Saturday, April 27, 2024  |

By Joseph Santoliquito | 

Event of the Year

(Photo by Richard Pelham/Getty Images)

The Day of Reckoning

The star-studded “Day of Reckoning” promotion that took place on December 23 in Riyadh, Saudi Arabia, proved to be a star-wrecking extravaganza no one foresaw. It also showed the rising power that Saudi Arabia has become in boxing, bringing together a remarkable collection of world-class heavyweights, plus a pair of pound-for-pound-rated fighters in light heavyweight titleholder Dmitry Bivol and Ring cruiserweight champ Jai Opetaia, all on one card. 

Anthony Joshua and Deontay Wilder co-headlined vs. Otto Wallin and Joseph Parker, respectively. In the co-feature, Daniel Dubois took on Jarrell Miller. Frank Sanchez, Arslanbek Makhmudov and Filip Hrgovic rounded out the undercard. Joshua, Wilder, Parker, Wallin, Hrgovic and Sanchez were all rated in The Ring’s heavyweight top 10 going into the massive show that was distributed via DAZN Pay-Per-View, ESPN+ and TNT Sports Box Office.



Day of Reckoning marked the first time Joshua and Wilder were on the same card together, purposely showcasing both in the hope of setting up a long-anticipated showdown in 2024.

Matchroom Boxing’s Eddie Hearn and his U.K. arch rival, Frank Warren of Queensberry Promotions (the lead promoter for the event), buried the hatchet and worked together along with a dozen other major promoters and managers.

The Day of Reckoning featured so many Top 10 heavyweights that even the “lesser” bouts, like Frank Sanchez (right) vs. Junior Fa, could’ve been main events. (Photo by Richard Pelham/Getty Images)

Despite all of the players and egos, the show was amazingly pieced together in just six weeks. Wallin and Parker were promoted as “live dogs” but were thought to be relatively safe opponents for the A-sides. This held true for Joshua, who impressively halted Wallin after five rounds.

The Dubois-Miller fight had fun possibilities on paper and lived up to its billing. Dubois reinvigorated his career by stopping Miller in 10th and final round of their entertaining tilt, helping to erase the stain of accusations that he quit in his October defeat to unified Ring Magazine heavyweight champion Oleksandr Usyk. Dubois was so firmly in the driver’s seat that he could have put it on cruise control and settled for a lopsided decision. Instead, he needed to make a point against an opponent who deemed him “a two-time quitter.” As Dubois peppered Miller with a combination in the 10th, “Big Baby” stuck out his tongue. Dubois responded with a right that eventually led to Miller’s downfall.

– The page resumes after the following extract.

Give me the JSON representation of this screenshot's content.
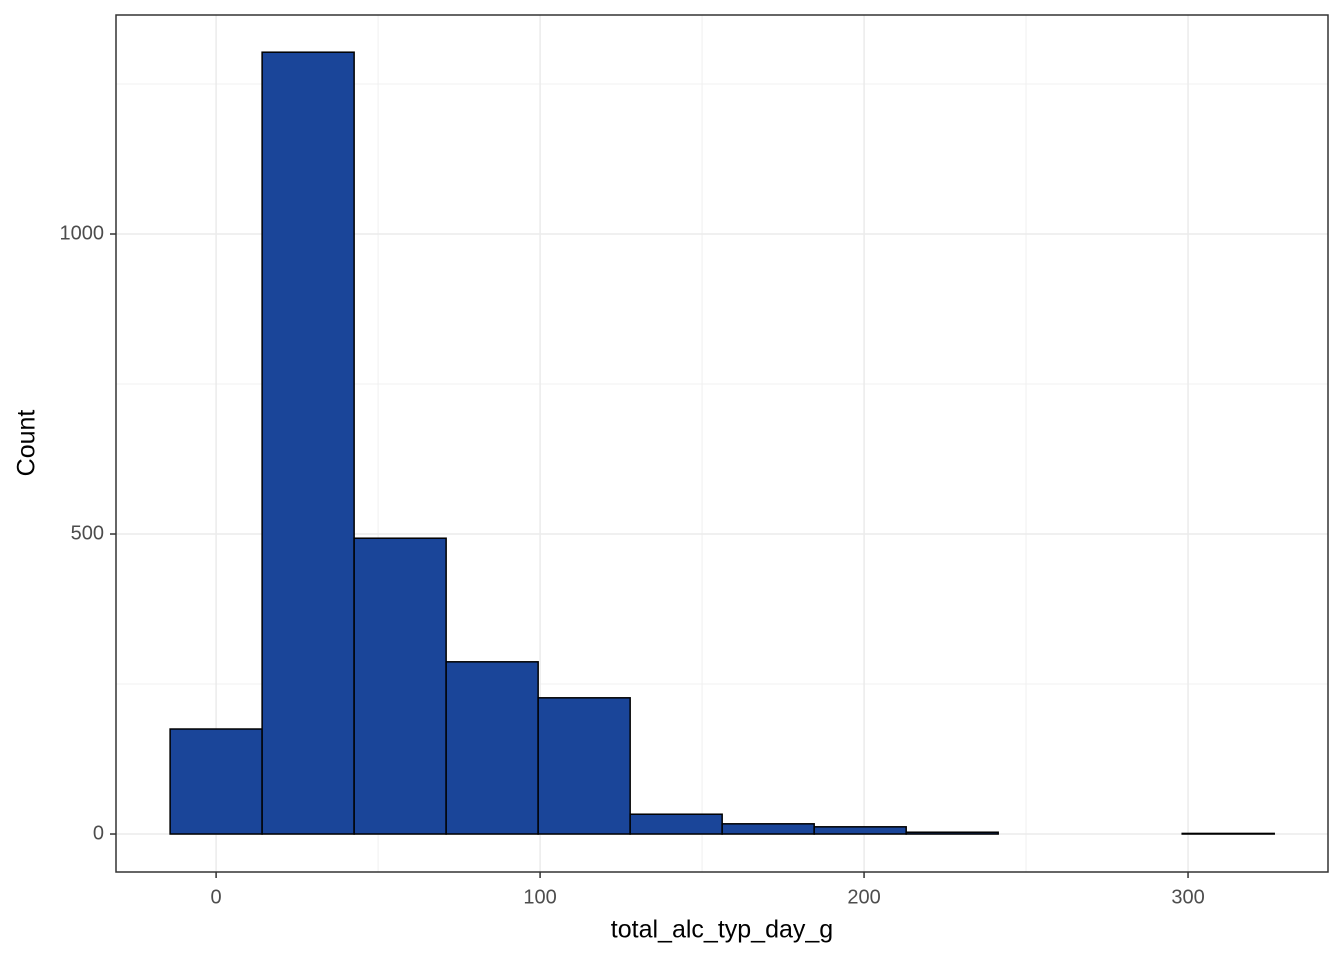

Parker’s win wasn’t the only upset in the Day of Reckoning. Agit Kabayel (left) also knocked out touted Russian heavyweight Arslanbek Makhmudov. (Photo by Richard Pelham/Getty Images)

Few expected Parker to crash Wilder’s all-but-consummated party with Joshua, but the former beltholder produced The Ring’s 2023 Comeback of the Year while serving as a fighting example of the popular hashtag “#ActivityMatters.” Rebounding from a September 2022 fight in which he took an 11th-round knockout loss to Joe Joyce, the 32-year-old New Zealander had fought three times in 2023 prior to facing Wilder, who was returning from a 14-month layoff – and it showed. Parker, a +425 betting underdog, dominated almost every second of every round, pushing and controlling the pace, and forcing the listless Wilder backward on his way to a 12-round unanimous decision.

 

RUNNERS-UP: 

Terence Crawford-Errol Spence Jr. was a fight the sports world had been clamoring to see for years. After seeing it, they wondered why. Crawford put on a virtuoso performance in making history as the first male boxer of the four-belt era to earn undisputed champion status in two weight classes (junior welterweight and welterweight). He dropped Spence three times before the fight was stopped in the ninth.

Gervonta “Tank” Davis-Ryan Garcia created tangible proof that major fights can be made by spouting off enough on social media. The fight hauled in a reported 1.2 million PPV buys and garnered approximately $22.8 million in ticket sales from the 20,842 fans that filled the T-Mobile Arena in Las Vegas. 

Tyson Fury-Francis Ngannou started in the minds of many as nothing more than an exhibition – arguably the most ballyhooed in boxing history as stars from the worlds of boxing, team sports and entertainment gathered in Riyadh to witness it – but circus attraction suddenly got real when the MMA star dropped the unbeaten WBC beltholder and The Ring’s No. 1-rated heavyweight in the third. Fury survived a rough eighth before winning by a narrow, 10-round split decision.

Joseph Santoliquito is an award-winning sportswriter who was inducted into the Atlantic City Boxing Hall of Fame in 2023. He has contributed to Ring Magazine/RingTV.com since October 1997 and is the president of the Boxing Writers Association of America.